Molte persone che hanno partecipato agli scioperi sono originarie del Pakistan, un’altra comunità di cui è ampiamente popolata la zona oltre a quella predominante cinese: capita spesso che a essere più sfruttati siano i richiedenti asilo, persone per cui è più difficile trovare lavoro e dunque sono costrette ad accettare condizioni pessime. Altri lavoratori che hanno scioperato provengono da Bangladesh e Afghanistan.
Coinvolgere i lavoratori con nazionalità cinese invece è più complicato: «Spesso vivono in case affittate dai loro stessi datori di lavoro, e per loro scioperare significa anche rischiare di avere problemi con la casa», spiega Caudiero. «Stiamo comunque facendo un percorso di sensibilizzazione per far capire che il sindacato è disposto a sostenere tutti i lavoratori che vogliano scioperare, indipendentemente dalla nazionalità».
I risultati di questi scioperi sono importanti anche perché nelle aziende del distretto tessile i controlli dell’ispettorato del lavoro sono poco risolutivi. Praticamente sempre si risolvono con sanzioni irrisorie o al massimo la regolarizzazione di alcuni lavoratori con contratti part-time. In pratica, le aziende in cui vengono riscontrate delle violazioni pagano le sanzioni ma dal giorno dopo mantengono le stesse condizioni di prima, e continuano a imporre comunque 12 ore al giorno di lavoro, tutti i giorni.
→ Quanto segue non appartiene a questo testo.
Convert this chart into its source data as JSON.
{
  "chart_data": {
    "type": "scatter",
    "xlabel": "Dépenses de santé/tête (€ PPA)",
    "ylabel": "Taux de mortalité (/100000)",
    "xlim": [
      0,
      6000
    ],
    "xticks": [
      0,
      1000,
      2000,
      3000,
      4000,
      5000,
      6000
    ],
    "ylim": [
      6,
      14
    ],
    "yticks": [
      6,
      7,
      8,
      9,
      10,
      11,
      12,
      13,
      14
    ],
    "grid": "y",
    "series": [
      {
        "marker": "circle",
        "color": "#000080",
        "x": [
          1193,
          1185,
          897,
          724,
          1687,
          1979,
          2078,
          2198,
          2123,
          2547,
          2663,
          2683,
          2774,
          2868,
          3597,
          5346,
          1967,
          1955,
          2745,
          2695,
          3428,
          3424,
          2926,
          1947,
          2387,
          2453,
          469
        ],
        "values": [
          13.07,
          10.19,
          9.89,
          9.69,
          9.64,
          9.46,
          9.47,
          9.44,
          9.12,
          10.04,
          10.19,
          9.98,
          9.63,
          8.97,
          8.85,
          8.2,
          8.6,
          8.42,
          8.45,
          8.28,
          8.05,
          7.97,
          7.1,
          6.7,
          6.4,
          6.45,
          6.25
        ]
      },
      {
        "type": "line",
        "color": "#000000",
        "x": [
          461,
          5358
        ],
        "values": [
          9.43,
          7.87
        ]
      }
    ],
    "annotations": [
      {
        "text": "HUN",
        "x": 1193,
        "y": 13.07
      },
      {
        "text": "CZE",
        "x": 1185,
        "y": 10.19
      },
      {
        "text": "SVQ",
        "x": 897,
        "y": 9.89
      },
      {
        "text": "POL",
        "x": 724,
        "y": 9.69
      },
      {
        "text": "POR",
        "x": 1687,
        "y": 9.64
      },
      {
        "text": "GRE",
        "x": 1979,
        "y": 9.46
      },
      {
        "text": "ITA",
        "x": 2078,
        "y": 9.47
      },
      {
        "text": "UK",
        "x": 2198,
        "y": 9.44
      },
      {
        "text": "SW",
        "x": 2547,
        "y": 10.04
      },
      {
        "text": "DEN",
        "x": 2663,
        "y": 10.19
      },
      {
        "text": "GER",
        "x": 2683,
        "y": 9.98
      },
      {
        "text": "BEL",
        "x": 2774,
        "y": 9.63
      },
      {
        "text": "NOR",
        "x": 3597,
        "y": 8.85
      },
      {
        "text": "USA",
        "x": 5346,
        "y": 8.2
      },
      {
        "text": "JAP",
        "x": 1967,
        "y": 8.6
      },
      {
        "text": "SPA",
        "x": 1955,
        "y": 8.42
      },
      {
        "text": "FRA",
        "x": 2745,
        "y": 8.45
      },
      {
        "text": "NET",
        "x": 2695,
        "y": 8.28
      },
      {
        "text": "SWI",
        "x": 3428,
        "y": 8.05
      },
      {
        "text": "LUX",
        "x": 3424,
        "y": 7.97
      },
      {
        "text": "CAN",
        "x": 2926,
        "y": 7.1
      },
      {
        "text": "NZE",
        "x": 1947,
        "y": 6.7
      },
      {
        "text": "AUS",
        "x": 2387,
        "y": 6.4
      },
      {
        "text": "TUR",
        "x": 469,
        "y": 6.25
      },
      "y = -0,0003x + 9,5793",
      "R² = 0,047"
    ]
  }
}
Il deterrente dei controlli non è quindi sufficiente, perché lo sfruttamento del lavoro è uno dei modi con cui queste aziende hanno continuato a guadagnare nonostante la grave crisi che ha colpito tutto il settore dell’abbigliamento negli ultimi anni.
Caudiero dice che sono aumentati i lavoratori nel distretto tessile di Prato disposti a scioperare. La cosa non è scontata anche perché a Prato è in corso la cosiddetta “guerra delle grucce”, un’espressione un po’ romanzesca usata dai giornali per indicare la lunga serie di scontri violenti tra gruppi criminali cinesi che puntano a controllare la produzione di grucce e più in generale il mercato della logistica dell’abbigliamento (quindi i trasporti e tutto ciò che serve per spostare i vestiti). Questi scontri si sono molto intensificati nell’ultimo anno, secondo la procura di Prato, che ormai da mesi parla apertamente dell’esistenza di una mafia cinese nel distretto. In questa situazione sono intimiditi, aggrediti e uccisi gli imprenditori, ma sono in pericolo anche molti lavoratori senza tutele che lavorano per loro e che quindi rischiano di essere coinvolti, per esempio, negli attacchi incendiari ai magazzini.
Il sindacato Sudd Cobas Prato Firenze sta organizzando nuovi scioperi che potrebbero iniziare tra circa due settimane.